- Parliament of the United Kingdom
- Long title: An Act to make provision imposing a tax (to be known as the health and social care levy), the proceeds of which are payable to the Secretary of State towards the cost of health care and social care, on amounts in respect of which national insurance contributions are, or would be if no restriction by reference to pensionable age were applicable, payable; and for connected purposes.
- Citation: 2021 c. 28

Dates
- Royal assent: 20 October 2021
- Repealed: 25 October 2022

Other legislation
- Repealed by: Health and Social Care Levy (Repeal) Act 2022

Status: Repealed

History of passage through Parliament

Text of statute as originally enacted

Text of the Health and Social Care Levy as in force today (including any amendments) within the United Kingdom, from legislation.gov.uk.

= Health and Social Care Levy =

Proposed health and social care tax in the United Kingdom

The Health and Social Care Levy was a proposed tax in the United Kingdom to be levied by the UK government for extra health spending, expected to be launched in 2023. Provision for the tax was given under the Health and Social Care Levy Act 2021 (c. 28) and it was designed to deal with the backlog of patients waiting for treatment following the COVID-19 pandemic as well as to improve social care. The tax, which was initially to be raised from a 1.25% increase in National Insurance contributions, was expected to raise £12 billion a year.

== Legislation ==
Details of the Health and Social Care Levy were announced in the House of Commons by Prime Minister Boris Johnson on 7 September 2021, with plans for its introduction in April 2023. Under the proposals, there would be firstly a rise in National Insurance contributions before a separate 1.25% tax on earned income would begin in April 2023. This would be calculated in the same way as National Insurance, except that it would also have been paid by workers who had reached State Pension age; the new tax would appear separately on payslips. Income tax rates on share dividends would also rise by 1.25%. The measures were expected to raise £12 billion a year.

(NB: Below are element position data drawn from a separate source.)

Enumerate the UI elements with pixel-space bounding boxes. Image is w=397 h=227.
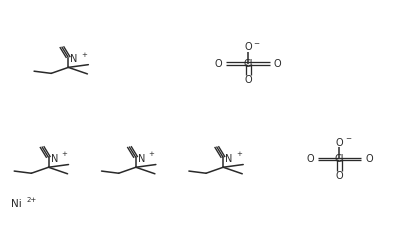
Text: +: + [148,151,154,157]
Text: N: N [225,153,233,163]
Text: N: N [50,153,58,163]
Text: O: O [244,75,252,85]
Text: Cl: Cl [243,59,253,69]
Text: O: O [215,59,222,69]
Text: N: N [138,153,145,163]
Text: +: + [61,151,67,157]
Text: O: O [335,171,343,181]
Text: O: O [335,138,343,148]
Text: Ni: Ni [11,199,22,209]
Text: −: − [345,136,351,142]
Text: O: O [244,42,252,52]
Text: −: − [254,41,260,47]
Text: O: O [365,154,373,164]
Text: Cl: Cl [335,154,344,164]
Text: 2+: 2+ [27,197,37,203]
Text: N: N [70,54,78,64]
Text: O: O [306,154,314,164]
Text: +: + [81,52,87,57]
Text: O: O [274,59,281,69]
Text: +: + [236,151,242,157]
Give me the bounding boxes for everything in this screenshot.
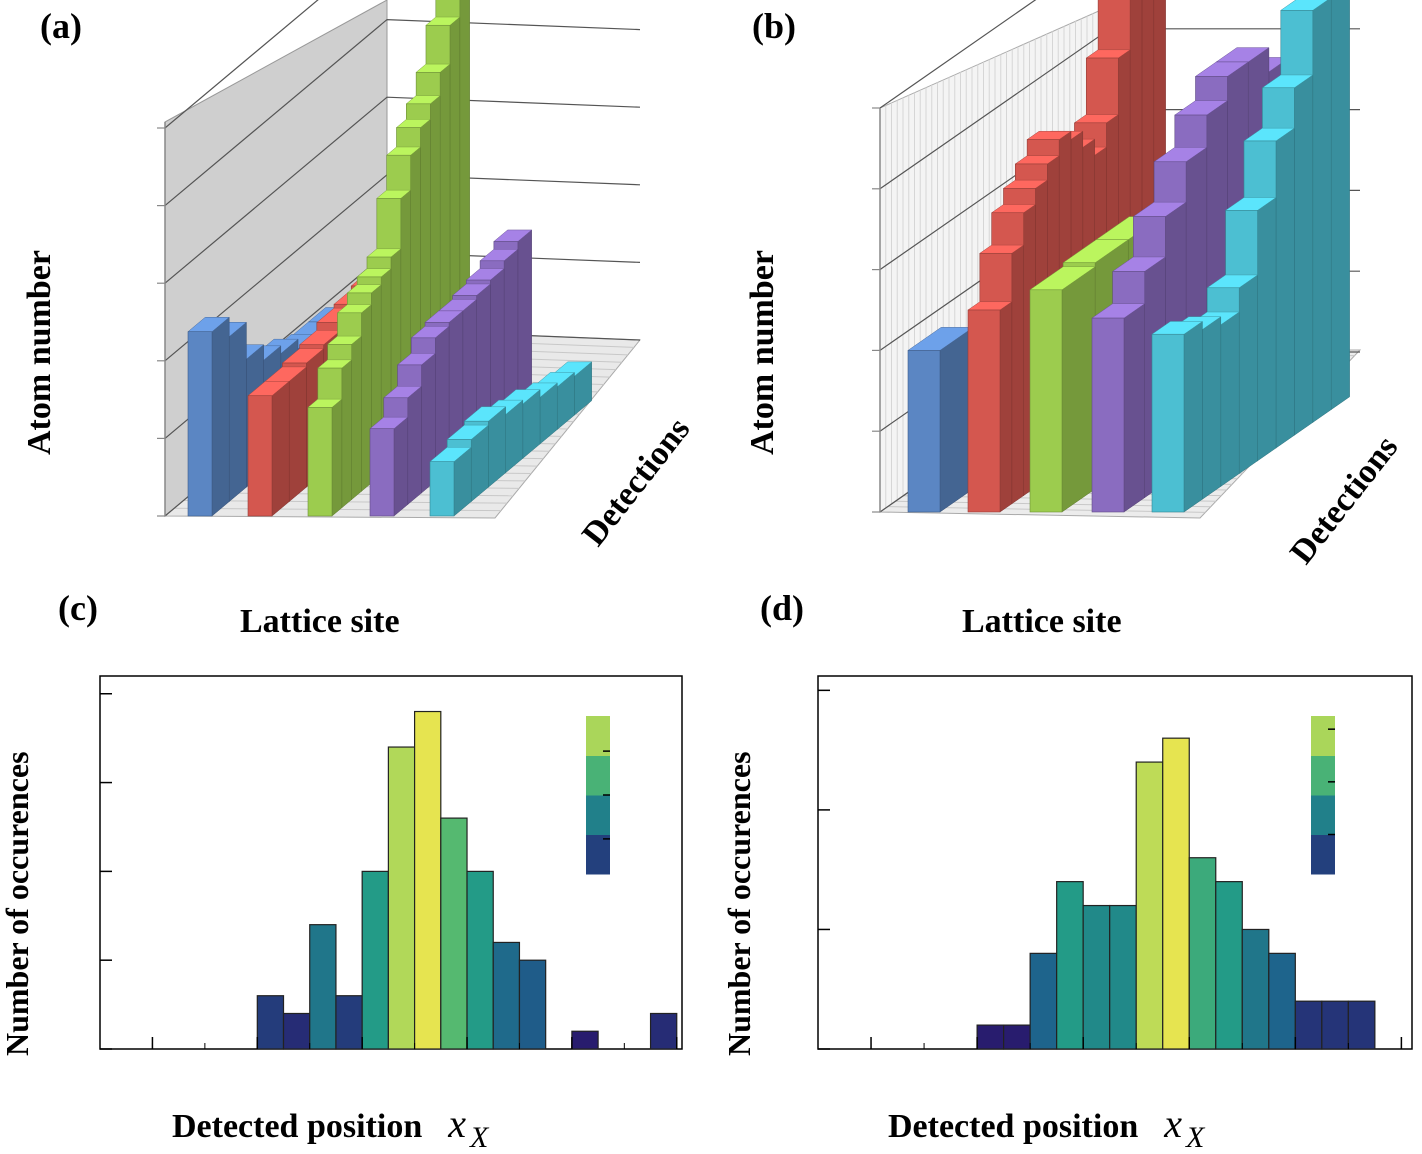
bar-side bbox=[1294, 75, 1312, 435]
histogram-bar bbox=[1083, 906, 1110, 1049]
x-axis-math-symbol: x bbox=[447, 1101, 466, 1146]
y-tick-labels bbox=[157, 128, 165, 516]
bar-side bbox=[342, 360, 352, 508]
histogram-bar bbox=[388, 747, 414, 1049]
bar-side bbox=[1124, 304, 1145, 512]
bar-side bbox=[1184, 321, 1202, 512]
z-axis-label: Detections bbox=[1283, 429, 1405, 571]
histogram-bar bbox=[284, 1013, 310, 1049]
histogram-bar bbox=[1004, 1025, 1031, 1049]
bar-side bbox=[1258, 198, 1276, 461]
histogram-bar bbox=[977, 1025, 1004, 1049]
colorbar bbox=[1311, 716, 1335, 875]
bar bbox=[430, 462, 454, 516]
histogram-bar bbox=[1216, 882, 1243, 1049]
x-axis-math-subscript: X bbox=[1185, 1121, 1206, 1149]
bar-side bbox=[332, 399, 342, 516]
bar-side bbox=[229, 322, 246, 501]
y-tick-labels bbox=[872, 108, 880, 512]
bar-side bbox=[1313, 0, 1331, 422]
histogram-bar bbox=[493, 942, 519, 1049]
bar bbox=[908, 350, 940, 512]
bar-side bbox=[394, 417, 408, 516]
histogram-bar bbox=[1269, 953, 1296, 1049]
histogram-bar bbox=[441, 818, 467, 1049]
panel-d-histogram: (d) Number of occurences Detected positi… bbox=[721, 588, 1412, 1149]
colorbar-segment bbox=[586, 795, 610, 835]
bar-side bbox=[1221, 312, 1239, 486]
panel-c-histogram: (c) Number of occurences Detected positi… bbox=[0, 588, 682, 1149]
bars bbox=[257, 712, 676, 1049]
histogram-bar bbox=[336, 996, 362, 1049]
x-axis-label-text: Detected position bbox=[888, 1108, 1138, 1145]
colorbar-segment bbox=[586, 835, 610, 875]
bar-side bbox=[1062, 267, 1095, 512]
panel-b-3d-bar-chart: (b) Atom number Lattice site Detections bbox=[744, 0, 1405, 640]
bar-side bbox=[272, 381, 289, 516]
histogram-bar bbox=[1136, 762, 1163, 1049]
colorbar-segment bbox=[1311, 795, 1335, 835]
colorbar-segment bbox=[1311, 835, 1335, 875]
bar bbox=[1030, 290, 1062, 512]
panel-b-label: (b) bbox=[752, 6, 796, 46]
bar-side bbox=[1331, 0, 1349, 410]
z-axis-label: Detections bbox=[575, 411, 697, 553]
bar-side bbox=[352, 336, 362, 499]
y-axis-label: Number of occurences bbox=[0, 751, 35, 1056]
histogram-bar bbox=[362, 871, 388, 1049]
histogram-bar bbox=[1322, 1001, 1349, 1049]
panel-a-label: (a) bbox=[40, 6, 82, 46]
bar-side bbox=[1276, 128, 1294, 448]
bar-side bbox=[1012, 245, 1024, 504]
bar-side bbox=[212, 317, 229, 516]
histogram-bar bbox=[1242, 929, 1269, 1049]
x-axis-label-text: Detected position bbox=[172, 1108, 422, 1145]
bar bbox=[248, 396, 272, 516]
histogram-bar bbox=[1295, 1001, 1322, 1049]
bar-side bbox=[1202, 317, 1220, 499]
bar bbox=[370, 429, 394, 516]
bar-side bbox=[408, 386, 422, 504]
histogram-bar bbox=[572, 1031, 598, 1049]
histogram-bar bbox=[467, 871, 493, 1049]
histogram-bar bbox=[1189, 858, 1216, 1049]
histogram-bar bbox=[415, 712, 441, 1049]
histogram-bar bbox=[1110, 906, 1137, 1049]
bar bbox=[1092, 318, 1124, 512]
bar-side bbox=[1239, 275, 1257, 474]
bar bbox=[968, 310, 1000, 512]
histogram-bar bbox=[257, 996, 283, 1049]
x-axis-label: Detected position x X bbox=[172, 1101, 490, 1149]
x-axis-label: Lattice site bbox=[240, 603, 400, 640]
y-axis-label: Atom number bbox=[21, 250, 58, 455]
histogram-bar bbox=[519, 960, 545, 1049]
bar bbox=[1152, 334, 1184, 512]
panel-d-label: (d) bbox=[760, 588, 804, 628]
bar-side bbox=[518, 230, 532, 412]
bar bbox=[188, 332, 212, 516]
y-axis-label: Atom number bbox=[744, 250, 781, 455]
histogram-bar bbox=[1348, 1001, 1375, 1049]
bar-side bbox=[289, 367, 306, 502]
x-axis-math-symbol: x bbox=[1163, 1101, 1182, 1146]
colorbar bbox=[586, 716, 610, 875]
histogram-bar bbox=[1030, 953, 1057, 1049]
x-axis-label: Detected position x X bbox=[888, 1101, 1206, 1149]
panel-a-3d-bar-chart: (a) Atom number Lattice site Detections bbox=[21, 0, 697, 640]
panel-c-label: (c) bbox=[58, 588, 98, 628]
x-axis-math-subscript: X bbox=[469, 1121, 490, 1149]
histogram-bar bbox=[1163, 738, 1190, 1049]
colorbar-segment bbox=[586, 716, 610, 756]
bar-side bbox=[1000, 302, 1012, 512]
colorbar-segment bbox=[1311, 716, 1335, 756]
histogram-bar bbox=[310, 925, 336, 1049]
x-axis-label: Lattice site bbox=[962, 603, 1122, 640]
histogram-bar bbox=[651, 1013, 677, 1049]
colorbar-segment bbox=[586, 756, 610, 796]
y-axis-label: Number of occurences bbox=[721, 751, 757, 1056]
histogram-bar bbox=[1057, 882, 1084, 1049]
bar bbox=[308, 407, 332, 516]
colorbar-segment bbox=[1311, 756, 1335, 796]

At the same time it was confirmed that a share of the tax would go to the NHS in Scotland, NHS in Wales and Northern Ireland's Health and Social Care system, with an extra £1.1bn for Scotland, £700m for Wales, and £400m for Northern Ireland.

The proposals attracted criticism from some backbench MPs in Johnson's Conservative Party who accused him of reneging on a manifesto commitment made at the 2019 general election not to increase tax contributions. In response, Johnson accepted the tax broke a manifesto pledge, but argued the "global pandemic was in no-one's manifesto". Senior figures in the care sector expressed their concern the Health and Social Care Levy would not address problems with the system, with Nadra Ahmed, the executive chairman of the National Care Association describing it as "misleading because the body of the plan [is] about NHS recovery". Political parties in Northern Ireland criticised the plans as "inequitable" and "regressive". On 12 September 2021, HM Revenue and Customs predicted the tax would have a "significant" impact on wages, inflation, and company profits, and could also lead to the breakdown of families. In response, Health Secretary Sajid Javid said it was the fairest way to fund investment.

On 8 September 2021, MPs voted in favour of the tax rise plan by 319 votes to 248, a majority of 71. On 14 September, the Health and Social Care Levy Bill, the legislation enacting the tax, passed its third reading in the House of Commons with MPs voting 307–251 in favour, a majority of 56.

== Subsequent events ==
The October 2021 budget implemented a 1.25% increase in National Insurance contributions, effective from April 2022, as an initial step towards the levy.

The increase was reversed by new chancellor of the exchequer Kwasi Kwarteng under the Truss ministry: the rate reverted to 12% from 6 November 2022, and money for health and social care would now come from general taxation. The 2021 act was repealed in October 2022.